Vanguardas sul-americanas
A coragem é a virtude primária e fundante da ação política. Sem ela, não há atividade, não há luta, não há grandeza e não se conquista a glória. A coragem é uma virtude que requer o exercício permanente de sua pedagogia. Caso contrário, ela fenece e morre em um corpo político – Estado, partido ou movimento. (Aldo Fonazieri)
Paulo Sérgio Ribeiro
Vanguarda, palavra que acolhemos em nosso idioma com significado próximo de sua expressão original em francês: aquele que guarda posição avançada (avant-garde) em relação aos acontecimentos, demonstrando originalidade ou pioneirismo na maneira como os traduz e/ou neles intervém. Em sua política interna, Chile e Argentina, nossos vizinhos sul-americanos, se fazem vanguarda ao experimentar processos de mudança social com um potencial transformador, já que as comportas do poder instituído tiveram de abrir-se para dar vazão às energias utópicas que os movem.
Em abril de 2021, 155 constituintes serão eleitos, sendo metade homens e metade mulheres, para reescrever a Carta Magna do Chile, processo que atingiu seu ponto de inflexão com o plebiscito de outubro passado, quando chilenos(as) retomaram sua soberania para dizer, com quase 80% do total de votos, um sonoro “não” à Constituição promulgada pela ditatura de Augusto Pinochet no começo dos anos 1980. Uma vez alcançada a primeira versão do texto constitucional, uma nova consulta popular far-se-á necessária em 2022 para sua aprovação final.
Na Argentina, por sua vez, o Senado aprovou no último 30 de dezembro um projeto que reconhece a legalidade e o acesso ao aborto para mulheres até a 14ª semana de gestação. A despenalização da interrupção voluntária da gravidez foi uma demanda vocalizada por coletivos feministas de modo a ocupar por meses o debate público argentino, a ponto de reverter a corrente de opinião majoritária do seu país, não deixando, pois, alternativa ao Senado senão rever seu veto de dois anos atrás a semelhante projeto de lei.
Em ambos os cenários, um horizonte se avizinha: a equidade de gênero na sociedade política em conjunção com valores políticos recriados pela sociedade civil, na medida em que seus grupos minoritários, até então subalternizados, mostram-se capazes de encontrar uma nova direção na História ao mobilizar recursos próprios para dirigir a si mesmos.
Na Convenção Constituinte chilena, é bom frisar, há variáveis difíceis de prever ou controlar pelos seus atores políticos, pois, como salienta o sociólogo chileno Esteban Silva, ainda é uma questão em aberto a representatividade de associações e movimentos que emergem de setores sociais à margem da política institucional, bem como dos seus povos originários, haja vista a clivagem manifesta nos votos da capital, Santiago, que opuseram o “não” de suas regiões afluentes ao “sim” de suas periferias à reforma constitucional:
Volviendo à Argentina, as franquias conquistadas por suas cidadãs no âmbito dos direitos reprodutivos ganham ares de efeito-demonstração para povos sul e mesoamericanos bastante díspares no que respeita às lutas contra as opressões que encontram nas relações entre os sexos seu lócus concreto. Enquanto Argentina e Chile caminham a passos largos para devolver às mulheres os corpos que elas habitam, Brasil, Venezuela, Paraguai e Guatemala mantêm restrições legais que as empurram para a clandestinidade dos abortos e, logo, para a subcidadania ratificada pelas chances desiguais de sobreviver a eles.

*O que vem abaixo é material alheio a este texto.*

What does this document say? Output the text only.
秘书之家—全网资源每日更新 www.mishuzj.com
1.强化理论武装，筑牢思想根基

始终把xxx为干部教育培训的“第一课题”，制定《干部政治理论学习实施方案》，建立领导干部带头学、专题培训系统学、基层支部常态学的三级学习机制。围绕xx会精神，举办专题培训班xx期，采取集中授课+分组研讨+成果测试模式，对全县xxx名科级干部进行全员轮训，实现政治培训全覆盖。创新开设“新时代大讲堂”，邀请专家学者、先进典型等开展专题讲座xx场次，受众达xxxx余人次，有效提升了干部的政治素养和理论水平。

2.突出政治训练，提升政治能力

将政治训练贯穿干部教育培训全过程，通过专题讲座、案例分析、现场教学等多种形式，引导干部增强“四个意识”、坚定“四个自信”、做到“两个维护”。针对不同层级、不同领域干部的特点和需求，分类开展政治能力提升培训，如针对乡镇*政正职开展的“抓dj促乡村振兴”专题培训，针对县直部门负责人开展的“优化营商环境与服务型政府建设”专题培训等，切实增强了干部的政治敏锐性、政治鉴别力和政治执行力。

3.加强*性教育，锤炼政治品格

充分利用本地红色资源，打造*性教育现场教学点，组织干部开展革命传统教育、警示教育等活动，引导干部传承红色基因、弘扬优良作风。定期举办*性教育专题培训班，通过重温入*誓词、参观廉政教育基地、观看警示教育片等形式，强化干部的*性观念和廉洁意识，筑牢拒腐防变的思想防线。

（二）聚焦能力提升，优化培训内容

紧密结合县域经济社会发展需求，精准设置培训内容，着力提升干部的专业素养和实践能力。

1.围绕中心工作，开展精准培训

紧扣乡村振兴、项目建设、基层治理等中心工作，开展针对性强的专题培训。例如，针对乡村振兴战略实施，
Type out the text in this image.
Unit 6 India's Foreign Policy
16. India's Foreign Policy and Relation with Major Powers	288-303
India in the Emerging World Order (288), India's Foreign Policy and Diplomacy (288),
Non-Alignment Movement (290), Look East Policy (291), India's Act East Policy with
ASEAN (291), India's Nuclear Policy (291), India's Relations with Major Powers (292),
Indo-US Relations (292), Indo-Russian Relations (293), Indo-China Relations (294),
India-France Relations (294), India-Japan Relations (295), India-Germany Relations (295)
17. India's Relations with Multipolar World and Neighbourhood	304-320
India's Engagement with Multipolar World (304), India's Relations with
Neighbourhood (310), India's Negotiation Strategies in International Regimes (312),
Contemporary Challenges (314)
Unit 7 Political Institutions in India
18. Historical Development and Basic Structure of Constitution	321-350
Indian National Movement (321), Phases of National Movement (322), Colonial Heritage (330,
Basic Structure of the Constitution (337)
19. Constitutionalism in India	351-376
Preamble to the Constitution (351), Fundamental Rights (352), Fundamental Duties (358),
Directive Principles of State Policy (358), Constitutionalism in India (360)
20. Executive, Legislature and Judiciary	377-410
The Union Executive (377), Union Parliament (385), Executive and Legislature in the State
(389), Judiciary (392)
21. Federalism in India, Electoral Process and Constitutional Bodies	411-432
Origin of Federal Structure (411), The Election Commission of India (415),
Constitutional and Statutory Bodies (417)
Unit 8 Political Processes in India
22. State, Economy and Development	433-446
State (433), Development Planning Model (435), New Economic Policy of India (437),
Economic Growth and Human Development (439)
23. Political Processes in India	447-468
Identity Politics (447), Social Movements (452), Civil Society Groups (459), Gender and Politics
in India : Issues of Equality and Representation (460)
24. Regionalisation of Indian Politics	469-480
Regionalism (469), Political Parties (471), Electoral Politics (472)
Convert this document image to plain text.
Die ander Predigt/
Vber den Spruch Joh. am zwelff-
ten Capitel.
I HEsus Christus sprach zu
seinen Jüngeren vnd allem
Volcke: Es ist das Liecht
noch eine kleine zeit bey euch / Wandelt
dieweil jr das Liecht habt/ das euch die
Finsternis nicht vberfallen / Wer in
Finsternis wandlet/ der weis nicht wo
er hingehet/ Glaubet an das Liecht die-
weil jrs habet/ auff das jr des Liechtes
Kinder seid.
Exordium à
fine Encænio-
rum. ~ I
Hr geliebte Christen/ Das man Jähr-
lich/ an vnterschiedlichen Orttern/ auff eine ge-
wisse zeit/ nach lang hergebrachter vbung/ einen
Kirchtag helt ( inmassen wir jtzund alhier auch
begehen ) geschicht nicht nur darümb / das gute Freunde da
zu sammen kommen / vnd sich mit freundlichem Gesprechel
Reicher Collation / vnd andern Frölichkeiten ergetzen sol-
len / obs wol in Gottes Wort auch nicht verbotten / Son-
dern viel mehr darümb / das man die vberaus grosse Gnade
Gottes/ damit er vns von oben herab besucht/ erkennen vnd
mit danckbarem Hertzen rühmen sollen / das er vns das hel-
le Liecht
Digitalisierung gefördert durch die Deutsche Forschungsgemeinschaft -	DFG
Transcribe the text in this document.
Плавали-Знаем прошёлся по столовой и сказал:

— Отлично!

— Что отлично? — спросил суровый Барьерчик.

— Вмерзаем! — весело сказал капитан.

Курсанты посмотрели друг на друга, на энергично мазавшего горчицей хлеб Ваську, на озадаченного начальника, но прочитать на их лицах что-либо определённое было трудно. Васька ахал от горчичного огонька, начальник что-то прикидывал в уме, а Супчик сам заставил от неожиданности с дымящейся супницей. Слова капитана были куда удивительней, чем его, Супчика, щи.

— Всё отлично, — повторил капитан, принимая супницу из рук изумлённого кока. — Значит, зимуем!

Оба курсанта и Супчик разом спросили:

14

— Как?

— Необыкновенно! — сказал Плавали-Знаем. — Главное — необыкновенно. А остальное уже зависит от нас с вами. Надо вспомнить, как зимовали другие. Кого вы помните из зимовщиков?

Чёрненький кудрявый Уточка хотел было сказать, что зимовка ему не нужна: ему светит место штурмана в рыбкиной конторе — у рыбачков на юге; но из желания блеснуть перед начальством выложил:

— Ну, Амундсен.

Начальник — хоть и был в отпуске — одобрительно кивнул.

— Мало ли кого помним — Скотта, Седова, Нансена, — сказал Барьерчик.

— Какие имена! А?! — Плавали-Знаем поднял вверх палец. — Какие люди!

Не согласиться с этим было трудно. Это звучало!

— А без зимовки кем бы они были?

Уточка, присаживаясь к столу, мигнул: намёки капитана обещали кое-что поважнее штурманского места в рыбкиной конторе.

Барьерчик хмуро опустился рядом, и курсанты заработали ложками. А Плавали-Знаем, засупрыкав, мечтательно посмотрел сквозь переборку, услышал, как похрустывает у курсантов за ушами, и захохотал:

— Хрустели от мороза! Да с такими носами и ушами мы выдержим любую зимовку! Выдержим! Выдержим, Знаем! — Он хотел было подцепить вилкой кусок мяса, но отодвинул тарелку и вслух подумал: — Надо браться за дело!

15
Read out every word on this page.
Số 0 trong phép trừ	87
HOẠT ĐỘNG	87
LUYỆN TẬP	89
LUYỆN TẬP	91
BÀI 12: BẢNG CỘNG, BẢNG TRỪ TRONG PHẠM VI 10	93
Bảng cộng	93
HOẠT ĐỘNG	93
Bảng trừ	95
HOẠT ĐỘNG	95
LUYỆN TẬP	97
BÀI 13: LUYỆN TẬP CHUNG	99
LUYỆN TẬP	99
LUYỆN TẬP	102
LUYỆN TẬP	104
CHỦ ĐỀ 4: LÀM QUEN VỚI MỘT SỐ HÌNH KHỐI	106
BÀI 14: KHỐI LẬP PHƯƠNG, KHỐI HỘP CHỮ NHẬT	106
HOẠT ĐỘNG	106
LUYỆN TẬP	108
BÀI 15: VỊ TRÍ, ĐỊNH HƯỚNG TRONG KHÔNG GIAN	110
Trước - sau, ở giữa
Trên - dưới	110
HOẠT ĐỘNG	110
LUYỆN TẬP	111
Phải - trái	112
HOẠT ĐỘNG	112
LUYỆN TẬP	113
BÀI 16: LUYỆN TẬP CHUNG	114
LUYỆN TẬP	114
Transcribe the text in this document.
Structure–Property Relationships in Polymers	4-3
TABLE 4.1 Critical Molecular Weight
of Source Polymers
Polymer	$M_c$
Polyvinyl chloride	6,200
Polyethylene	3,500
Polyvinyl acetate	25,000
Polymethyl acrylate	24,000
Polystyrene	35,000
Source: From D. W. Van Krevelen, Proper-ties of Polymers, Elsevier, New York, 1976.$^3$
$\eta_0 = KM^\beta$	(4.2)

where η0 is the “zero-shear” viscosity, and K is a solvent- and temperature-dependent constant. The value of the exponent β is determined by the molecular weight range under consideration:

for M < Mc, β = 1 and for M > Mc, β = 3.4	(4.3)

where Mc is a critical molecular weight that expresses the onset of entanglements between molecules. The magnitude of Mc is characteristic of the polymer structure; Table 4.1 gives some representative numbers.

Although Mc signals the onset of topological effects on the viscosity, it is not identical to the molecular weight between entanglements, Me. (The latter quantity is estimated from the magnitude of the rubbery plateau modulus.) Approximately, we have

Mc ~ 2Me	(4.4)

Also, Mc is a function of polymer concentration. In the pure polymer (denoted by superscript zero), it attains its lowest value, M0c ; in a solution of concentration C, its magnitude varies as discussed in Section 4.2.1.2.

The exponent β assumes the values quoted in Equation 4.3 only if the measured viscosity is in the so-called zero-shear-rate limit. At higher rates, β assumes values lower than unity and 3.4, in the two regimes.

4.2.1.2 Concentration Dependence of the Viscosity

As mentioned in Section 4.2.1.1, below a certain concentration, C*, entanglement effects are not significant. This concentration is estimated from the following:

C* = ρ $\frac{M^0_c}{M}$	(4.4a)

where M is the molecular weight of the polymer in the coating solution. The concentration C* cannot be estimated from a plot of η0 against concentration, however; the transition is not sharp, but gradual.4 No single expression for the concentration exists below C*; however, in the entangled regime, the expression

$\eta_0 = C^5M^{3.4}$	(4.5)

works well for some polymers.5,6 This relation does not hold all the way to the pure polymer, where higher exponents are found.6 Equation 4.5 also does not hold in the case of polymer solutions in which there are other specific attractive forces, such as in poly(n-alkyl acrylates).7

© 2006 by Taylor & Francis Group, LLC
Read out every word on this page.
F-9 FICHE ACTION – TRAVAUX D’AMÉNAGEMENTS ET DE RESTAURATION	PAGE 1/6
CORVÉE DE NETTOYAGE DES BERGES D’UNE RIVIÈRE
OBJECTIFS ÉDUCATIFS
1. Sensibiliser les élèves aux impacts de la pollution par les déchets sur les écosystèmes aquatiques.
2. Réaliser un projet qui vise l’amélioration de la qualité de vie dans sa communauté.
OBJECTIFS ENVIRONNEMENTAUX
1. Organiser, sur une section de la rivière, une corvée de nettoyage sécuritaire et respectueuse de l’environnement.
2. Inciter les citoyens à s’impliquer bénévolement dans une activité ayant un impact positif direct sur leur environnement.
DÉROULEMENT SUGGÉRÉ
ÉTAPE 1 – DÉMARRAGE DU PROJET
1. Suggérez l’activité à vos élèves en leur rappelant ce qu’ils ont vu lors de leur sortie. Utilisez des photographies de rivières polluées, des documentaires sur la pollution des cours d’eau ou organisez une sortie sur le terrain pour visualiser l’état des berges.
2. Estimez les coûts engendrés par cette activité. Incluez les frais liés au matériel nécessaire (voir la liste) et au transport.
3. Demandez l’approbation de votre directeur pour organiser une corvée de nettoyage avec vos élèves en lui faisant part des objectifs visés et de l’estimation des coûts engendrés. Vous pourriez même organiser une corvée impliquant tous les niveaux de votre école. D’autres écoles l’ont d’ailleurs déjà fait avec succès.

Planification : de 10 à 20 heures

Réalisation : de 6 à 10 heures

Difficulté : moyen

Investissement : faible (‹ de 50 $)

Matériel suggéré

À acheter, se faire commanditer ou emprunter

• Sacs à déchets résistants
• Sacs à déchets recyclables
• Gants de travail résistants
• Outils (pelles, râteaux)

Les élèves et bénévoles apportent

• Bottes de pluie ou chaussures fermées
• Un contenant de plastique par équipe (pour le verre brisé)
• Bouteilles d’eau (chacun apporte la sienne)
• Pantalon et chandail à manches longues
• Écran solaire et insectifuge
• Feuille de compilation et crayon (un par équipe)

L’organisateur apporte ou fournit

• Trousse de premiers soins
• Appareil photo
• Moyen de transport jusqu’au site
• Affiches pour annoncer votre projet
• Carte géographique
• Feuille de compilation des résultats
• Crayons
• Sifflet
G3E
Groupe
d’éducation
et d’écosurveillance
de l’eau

Ora, alguém indagaria, por que voltar nossa atenção para a conjuntura chilena e a argentina enquanto o Brasil vive o seu pandemônio na pandemia? As respostas seriam muitas e cada uma delas guardaria em si o seu grão de complexidade, mas bem poderia resumir como a oportunidade de, pelas lentes da história comparada, avaliar como realidades nacionais não tão distantes assim do estado de coisas em que imergimos no Brasil podem servir de parâmetro para reencontrarmos a mobilização permanente da sociedade civil, um aggionarmento que não se confunde com o mero reagir às instituições, mas que toma a luta institucional como meio e não um fim em si mesmo, potencializando a revolta popular em torno de diretrizes consequentes para um novo pacto social.
Chile e Argentina estão dirigindo o seu futuro ao rever o seu passado autoritário. No Brasil, até quando a transição infinita da ditadura civil-militar será um saque irremissível ao nosso futuro?